In den meisten Museen ist es so, dass man einen vorgegebenen Weg abläuft, der oft auch selbsterklärend ist. Oder (wenn dem nicht der Fall ist, weil man, ähnlich wie unsere Vorfahren durch dunkele Höhlengänge gehen muss) man wird vom freundlichen Museumspersonal eingewiesen, wo es lang geht.

Das klingt dann in etwa so:“ Da vorne, hinter dem Nebel, rechts.“

Ein Glück, dass nicht der hochentwickelte Hightechmensch unser Vorfahr war, sonst hätte die Evolution da vorne, hinter dem Nebel links, direkt an der Wand ein jähes Ende gefunden.

Aber auch der putzige Nachwuchs des intelligenten Hightech- Neuzeit- Menschen zeugt von Fehlerhaftigkeit in der Entwicklungsgeschichte.

Für die Kleinen und wirklich nur für die richtet man in vielen Museen auch Mitmach- Stationen ein. Die werden sehr gerne vom hochentwickelten Klientel genutzt.

Eine schöne Idee ist ein Kriechtunnel aus Plexiglas, durch den man in eine längst vergangene Zeit rein krabbeln kann und im besten Falle auch wieder raus.

Kerzengerade Tunnel, die nur in zwei Richtungen führen. Rein und raus eben.

Die großen Intelligento- Homo- Sapienses schauen glückselig zu, wie ihre, nicht mehr von Hungersnot bedrohten Wonneproppen eintauchen in die Anderswelt.

Dort stecken die Kleinen dann ihre Köpfe durch eine Plexiglaskuppel nach oben in Höhlenlandschaften.

Übermannt vor Freude ob des schönen Motivs zücken die stolzen, aufrecht gehenden Erwachsenen ihre Mobiltelefone, um von ihren Kevins und Joelles ein schnelles Foto zu schießen, während der kleine, propere Knilch plötzlich einen hochroten Kopf bekommt, Panik in den Augen stehen hat und den Weg aus dem Kriechtunnel zurück nicht mehr findet.

Für immer gefangen in der Eiszeit! Was für ein Naturschauspiel und alles im Eintrittspreis inbegriffen.

Nach kläglichen Versuchen des Homo erectus et sapiens, den gut genährten Körper in den Kriechtunnel zu bugsieren, besinnen sich die besorgten Eltern ihrer Vorfahren und schaffen es letztlich, mit urzeitlich gebrüllten Anweisungen, den Nachwuchs zum Ende des Tunnels zu geleiten. Vor Erleichterung klopfen sie sich auf die Brust und ganz nach Manier der Vorfahren pressen sie ein „uga, uga“ hervor.

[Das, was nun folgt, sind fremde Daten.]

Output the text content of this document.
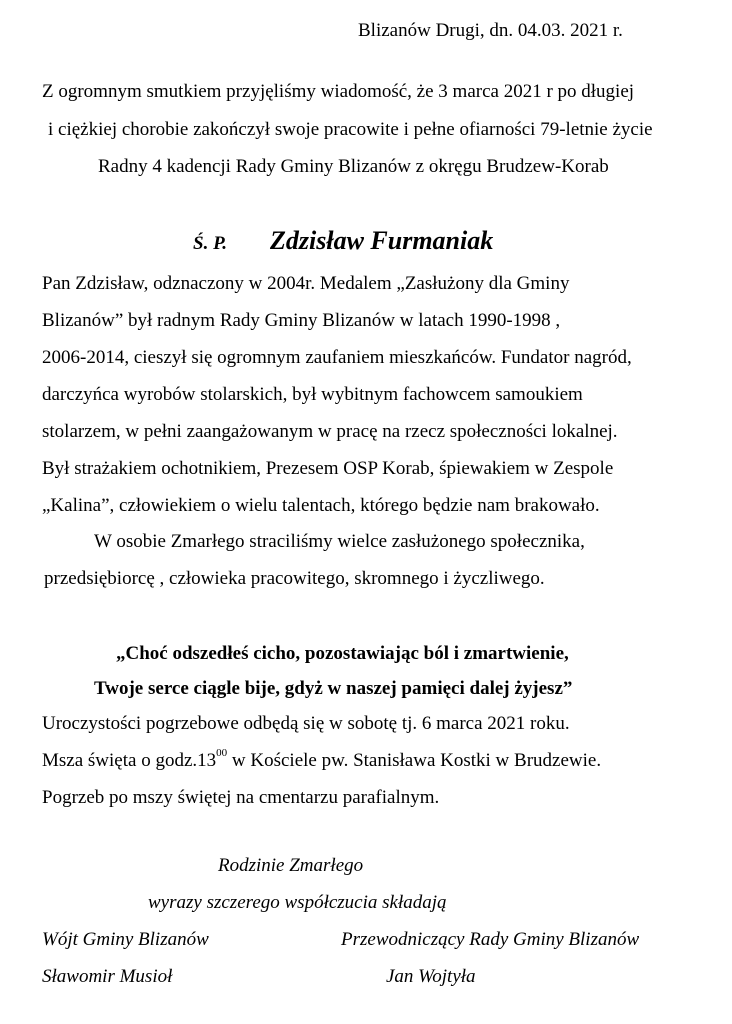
Blizanów Drugi, dn. 04.03. 2021 r.

Z ogromnym smutkiem przyjęliśmy wiadomość, że 3 marca 2021 r po długiej

i ciężkiej chorobie zakończył swoje pracowite i pełne ofiarności 79-letnie życie

Radny 4 kadencji Rady Gminy Blizanów z okręgu Brudzew-Korab

Ś. P. Zdzisław Furmaniak

Pan Zdzisław, odznaczony w 2004r. Medalem „Zasłużony dla Gminy

Blizanów” był radnym Rady Gminy Blizanów w latach 1990-1998 ,

2006-2014, cieszył się ogromnym zaufaniem mieszkańców. Fundator nagród,

darczyńca wyrobów stolarskich, był wybitnym fachowcem samoukiem

stolarzem, w pełni zaangażowanym w pracę na rzecz społeczności lokalnej.

Był strażakiem ochotnikiem, Prezesem OSP Korab, śpiewakiem w Zespole

„Kalina”, człowiekiem o wielu talentach, którego będzie nam brakowało.

W osobie Zmarłego straciliśmy wielce zasłużonego społecznika,

przedsiębiorcę , człowieka pracowitego, skromnego i życzliwego.

„Choć odszedłeś cicho, pozostawiając ból i zmartwienie,

Twoje serce ciągle bije, gdyż w naszej pamięci dalej żyjesz”

Uroczystości pogrzebowe odbędą się w sobotę tj. 6 marca 2021 roku.

Msza święta o $godz.13^{00}$ w Kościele pw. Stanisława Kostki w Brudzewie.

Pogrzeb po mszy świętej na cmentarzu parafialnym.

Rodzinie Zmarłego

wyrazy szczerego współczucia składają

Wójt Gminy Blizanów	Przewodniczący Rady Gminy Blizanów

Sławomir Musioł	Jan Wojtyła
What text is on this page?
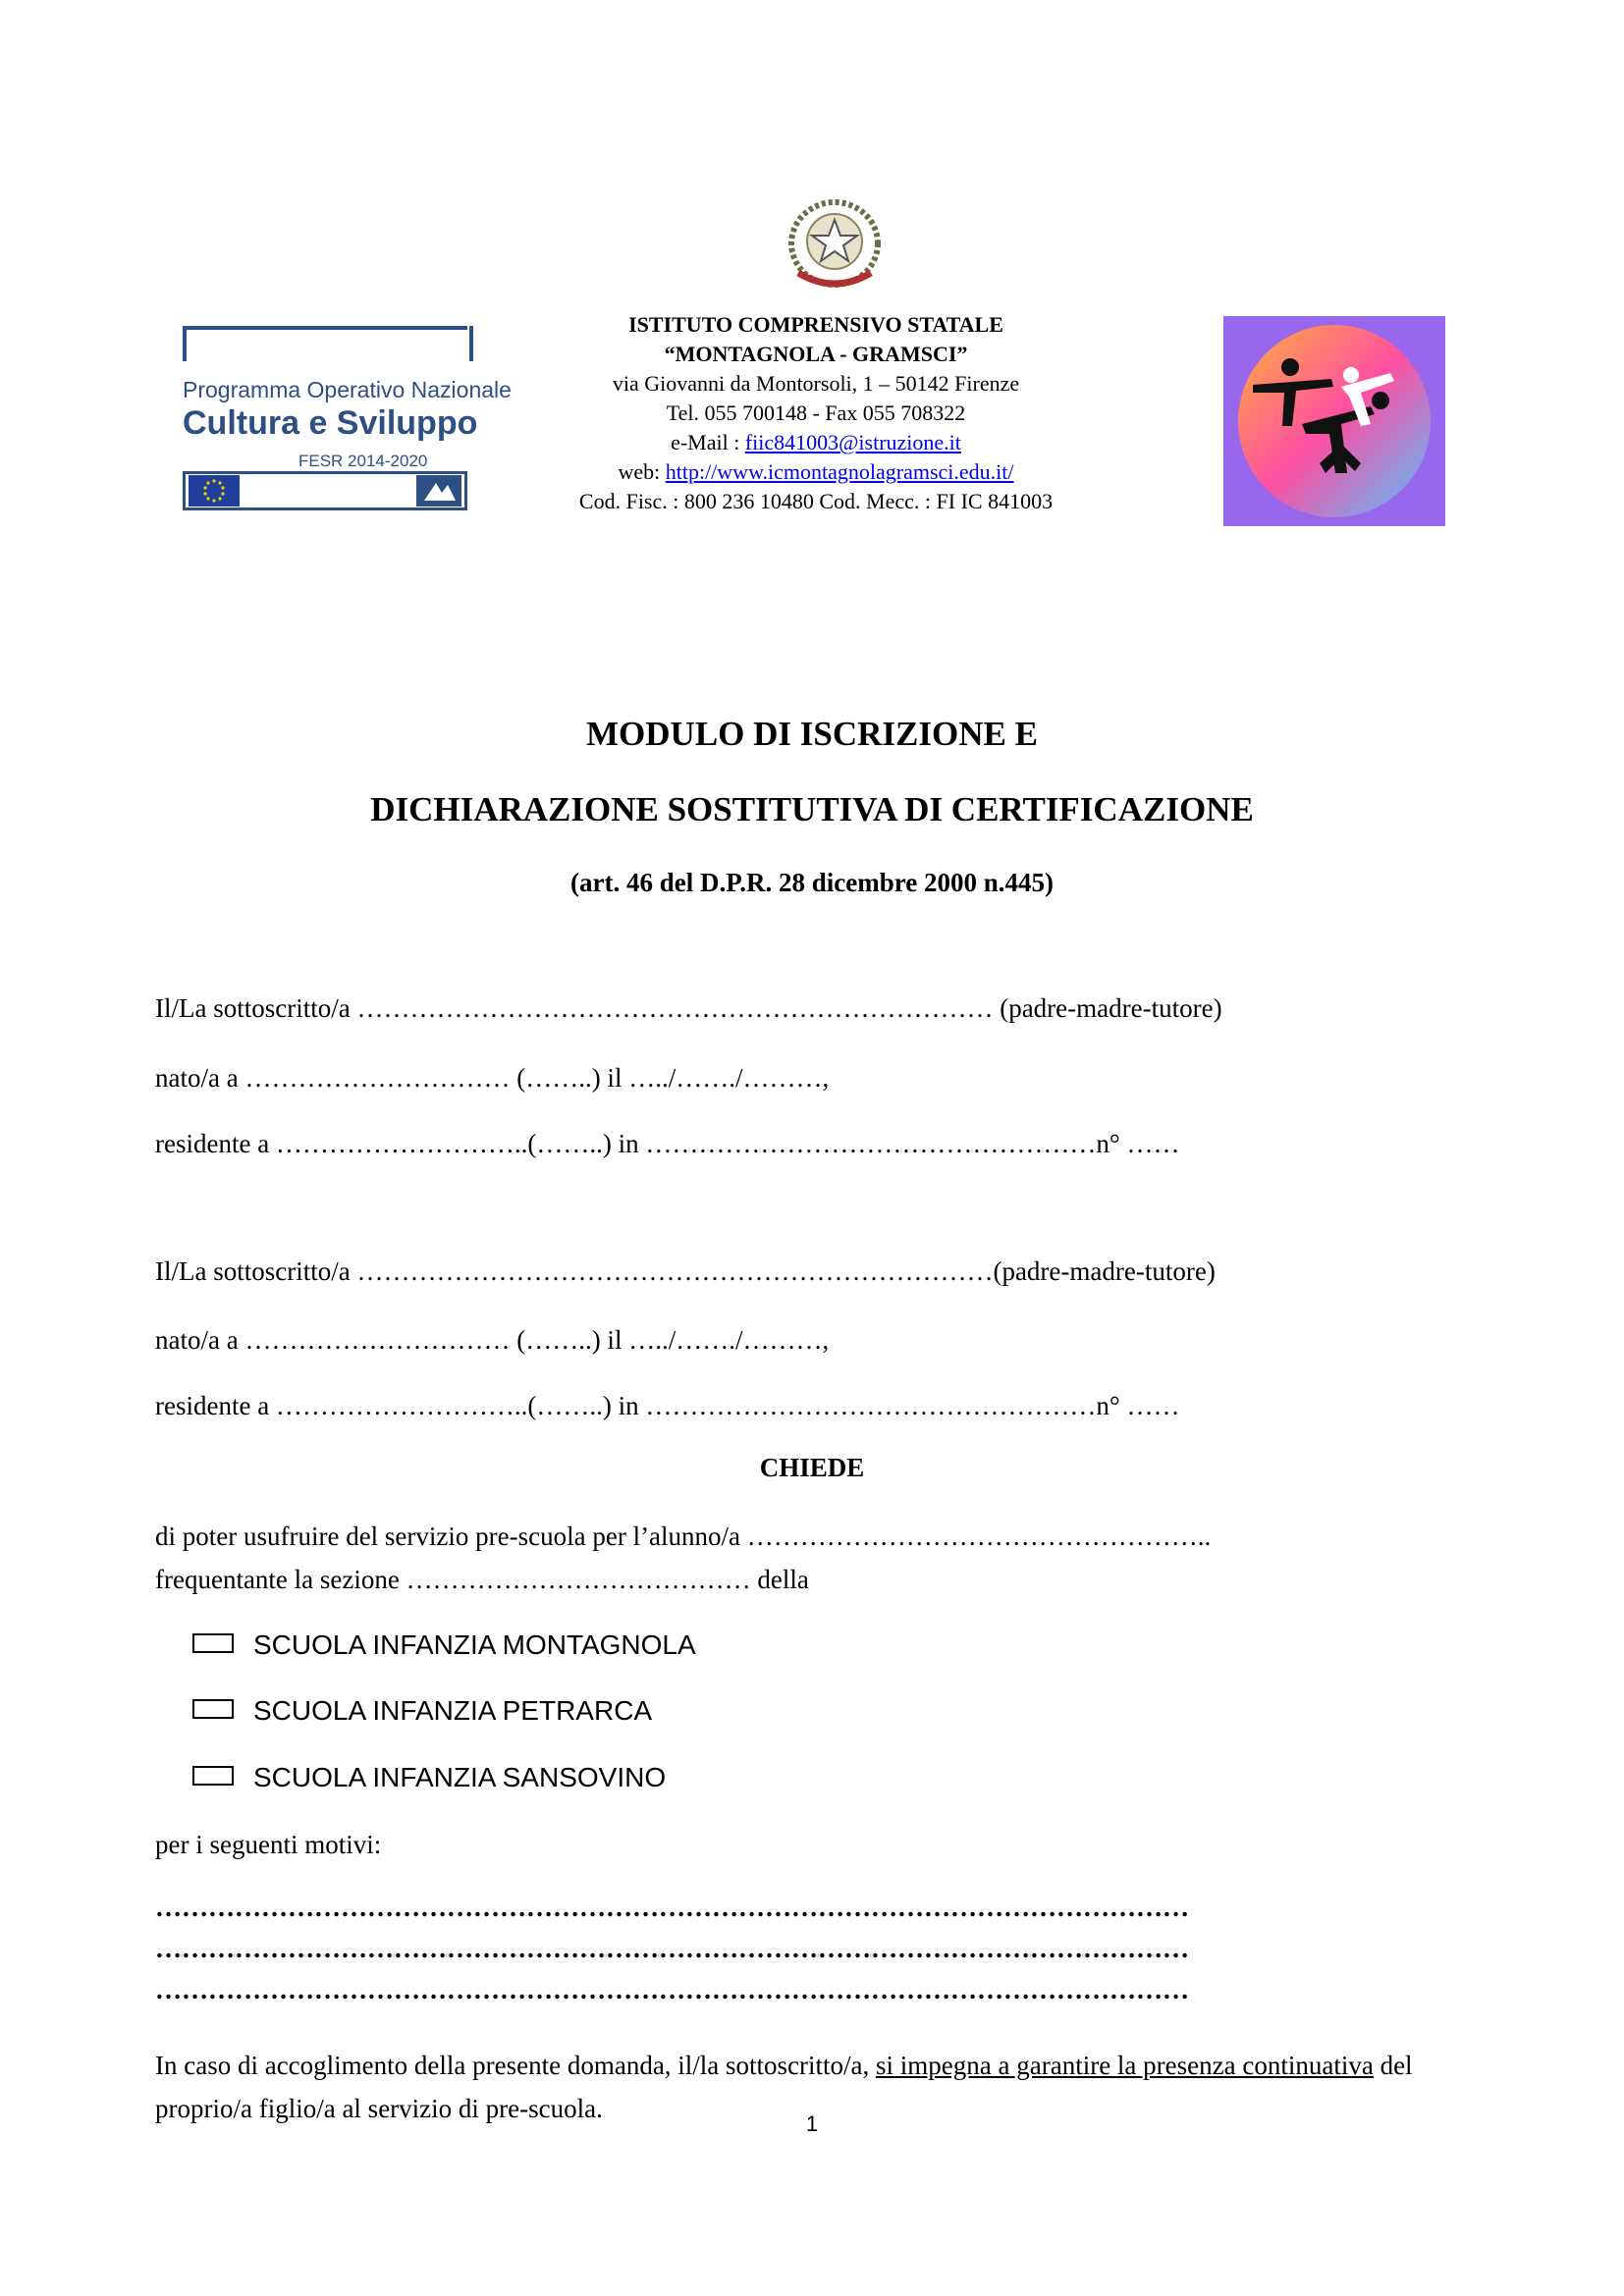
Programma Operativo Nazionale
Cultura e Sviluppo
FESR 2014-2020
ISTITUTO COMPRENSIVO STATALE
“MONTAGNOLA - GRAMSCI”
via Giovanni da Montorsoli, 1 – 50142 Firenze
Tel. 055 700148 - Fax 055 708322
e-Mail : fiic841003@istruzione.it
web: http://www.icmontagnolagramsci.edu.it/
Cod. Fisc. : 800 236 10480 Cod. Mecc. : FI IC 841003
MODULO DI ISCRIZIONE E
DICHIARAZIONE SOSTITUTIVA DI CERTIFICAZIONE
(art. 46 del D.P.R. 28 dicembre 2000 n.445)
Il/La sottoscritto/a ……………………………………………………………… (padre-madre-tutore)
nato/a a ………………………… (……..) il …../……./………,
residente a ………………………..(……..) in ……………………………………………n° ……
Il/La sottoscritto/a ………………………………………………………………(padre-madre-tutore)
nato/a a ………………………… (……..) il …../……./………,
residente a ………………………..(……..) in ……………………………………………n° ……
CHIEDE
di poter usufruire del servizio pre-scuola per l’alunno/a ……………………………………………..
frequentante la sezione ………………………………… della
SCUOLA INFANZIA MONTAGNOLA
SCUOLA INFANZIA PETRARCA
SCUOLA INFANZIA SANSOVINO
per i seguenti motivi:
………………………………………………………………………………………………………
………………………………………………………………………………………………………
………………………………………………………………………………………………………
In caso di accoglimento della presente domanda, il/la sottoscritto/a, si impegna a garantire la presenza continuativa del proprio/a figlio/a al servizio di pre-scuola.
1
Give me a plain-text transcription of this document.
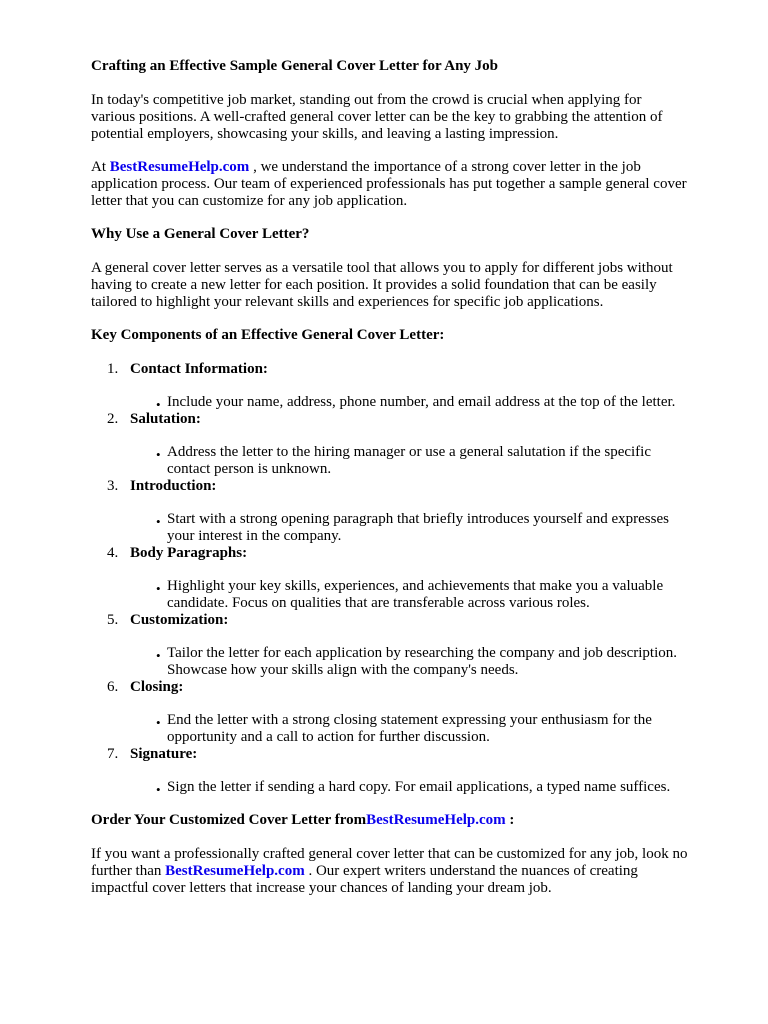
Crafting an Effective Sample General Cover Letter for Any Job

In today's competitive job market, standing out from the crowd is crucial when applying for various positions. A well-crafted general cover letter can be the key to grabbing the attention of potential employers, showcasing your skills, and leaving a lasting impression.

At BestResumeHelp.com , we understand the importance of a strong cover letter in the job application process. Our team of experienced professionals has put together a sample general cover letter that you can customize for any job application.

Why Use a General Cover Letter?

A general cover letter serves as a versatile tool that allows you to apply for different jobs without having to create a new letter for each position. It provides a solid foundation that can be easily tailored to highlight your relevant skills and experiences for specific job applications.

Key Components of an Effective General Cover Letter:
1. Contact Information:
• Include your name, address, phone number, and email address at the top of the letter.
2. Salutation:
• Address the letter to the hiring manager or use a general salutation if the specific contact person is unknown.
3. Introduction:
• Start with a strong opening paragraph that briefly introduces yourself and expresses your interest in the company.
4. Body Paragraphs:
• Highlight your key skills, experiences, and achievements that make you a valuable candidate. Focus on qualities that are transferable across various roles.
5. Customization:
• Tailor the letter for each application by researching the company and job description. Showcase how your skills align with the company's needs.
6. Closing:
• End the letter with a strong closing statement expressing your enthusiasm for the opportunity and a call to action for further discussion.
7. Signature:
• Sign the letter if sending a hard copy. For email applications, a typed name suffices.
Order Your Customized Cover Letter fromBestResumeHelp.com :

If you want a professionally crafted general cover letter that can be customized for any job, look no further than BestResumeHelp.com . Our expert writers understand the nuances of creating impactful cover letters that increase your chances of landing your dream job.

Ich reise doch lieber nochmal zurück zu den Dinos und hoffe, dass alles doch noch irgendwie in Ordnung geht.

One thought on “Sapere aude

  1. Schön ist es auch, Primaten in skandinavischen Möbelhäusern zu beobachten, die sich ebenfalls an auf den Boden gemalten Richtungspfeilen orientierend von den primitiven Anfängen der Gummiballhöhlen, vorbei an unzweckmäßig großen, gepolsterten Sitz- und Liegeflächen zu den Küchenwerkzeugen für grobmotorische Haptiker bis hin zu den bedrohlich in die Höhe ragenden Packregalen weiterentwickeln. Der anschließend per Handscanner in der Neuzeit angekommene Andersthaler gleicht äußerlich und innerlich immer noch den eingangs gesichteten Primaten, nunmehr ausgestattet mit allerlei modernen, meist unnötigen Paraphernalien, die zuhause erst mit Spezialwerkzeug ihrer Funktionalität zugeführt werden müssen.